If you're really going to have to get down and dirty with the data, go attend one of the twice-a-year Unicode conferences. All the experts go and if you don't know what you need to know, you'll be able to find someone there who knows.
I spent a while working with search engine software - You wouldn't believe how many web sites serve up content with HTTP headers or meta tags which lie about the encoding of the pages. Often, you'll even get a document which contains both ISO-8859 characters and UTF-8 characters.
Once you've battled through a few of those sorts of issues, you start taking the proper character encoding of data you produce really seriously.
The .NET Framework uses Windows default encoding for storing strings, which turns out to be UTF-16. If you don't specify an encoding when you use most text I/O classes, you will write UTF-8 with no BOM and read by first checking for a BOM then assuming UTF-8 (I know for sure StreamReader and StreamWriter behave this way.) This is pretty safe for "dumb" text editors that won't understand a BOM but kind of cruddy for smarter ones that could display UTF-8 or the situation where you're actually writing characters outside the standard ASCII range.
Normally this is invisible, but it can rear its head in interesting ways. Yesterday I was working with someone who was using XML serialization to serialize an object to a string using a StringWriter, and he couldn't figure out why the encoding was always UTF-16. Since a string in memory is going to be UTF-16 and that is enforced by .NET, that's the only thing the XML serialization framework could do.

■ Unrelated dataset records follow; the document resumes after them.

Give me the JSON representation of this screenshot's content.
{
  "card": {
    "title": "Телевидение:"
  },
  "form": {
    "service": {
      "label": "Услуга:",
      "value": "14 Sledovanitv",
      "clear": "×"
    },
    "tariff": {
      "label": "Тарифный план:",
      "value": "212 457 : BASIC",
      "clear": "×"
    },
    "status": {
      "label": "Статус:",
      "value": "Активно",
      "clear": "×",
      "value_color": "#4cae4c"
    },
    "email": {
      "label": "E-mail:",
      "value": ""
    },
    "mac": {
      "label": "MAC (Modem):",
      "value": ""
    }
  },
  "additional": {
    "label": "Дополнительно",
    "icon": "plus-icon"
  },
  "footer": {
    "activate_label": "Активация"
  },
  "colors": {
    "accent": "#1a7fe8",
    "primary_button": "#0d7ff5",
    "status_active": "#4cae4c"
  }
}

So, when I'm writing something that isn't just a throwaway tool, I specify a UTF-8 encoding with a BOM. Technically in .NET you will always be accidentally Unicode aware, but only if your user knows to detect your encoding as UTF-8.
It makes me cry a little every time I see someone ask, "How do I get the bytes of a string?" and the suggested solution uses Encoding.ASCII.GetBytes() :(
Rule of thumb: if you never munge or look inside a string and instead treat it strictly as a blob of data, you'll be much better off.
Even doing something as simple as splitting words or lowercasing strings becomes tough if you want to do it "the Unicode way".
And if you want to do it "the Unicode way", you'll need an awfully good library. This stuff is incredibly complex.